Ao estabelecer direitos e garantias fundamentais, a Constituição Federal busca limitar o poder do Estado, a fim de evitar a prática de abusos por parte de seus agentes. Objetiva-se garantir ao indivíduo condições existenciais mínimas para uma convivência digna no meio social. Todavia, não é crível que tais garantias sejam invocadas com o intuito de acobertar práticas criminosas e garantir a impunidade dos infratores. A função social das garantias constitucionais não pode ser desvirtuada para servir de abrigo àqueles que infringem o ordenamento jurídico.

 


[1] MS 23452, Relator: Celso de Mello, Data do Julgamento: 16/09/1999, Tribunal Pleno, Data da Publicação DJ 12-05-2000

[2] CAPEZ, Fernando. Curso de Processo Penal. 28ª Ed. São Paulo: Saraiva, 2021.

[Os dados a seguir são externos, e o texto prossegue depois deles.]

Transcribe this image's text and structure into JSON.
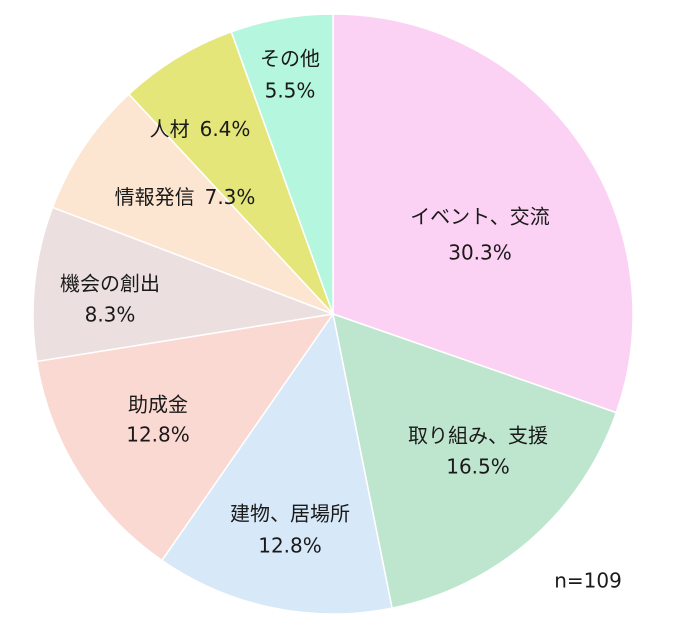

[3] STF – RHC: 90376 RJ, Relator: CELSO DE MELLO, Data de Julgamento: 03/04/2007, Segunda Turma, Data de Publicação: DJe- 18-05-2007.

[4] RE nº 603.616/RO, Rel. ministro Gilmar Mendes, DJe 8/10/2010.

[5] Tema 280: provas obtidas mediante invasão de domicílio por policiais sem mandado de busca e apreensão.

[6] REsp nº 1.574.681/RS, Relator: Rogério Schietti, Data de Julgamento: 20/04/2017, T6 – SEXTA TURMA, Data de Publicação: DJe 30/05/2017.

[7] HC 659.527-SP, Rel. Minº Rogerio Schietti Cruz, Sexta Turma, por unanimidade, julgado em 19/10/2021, DJe de 25/10/2021.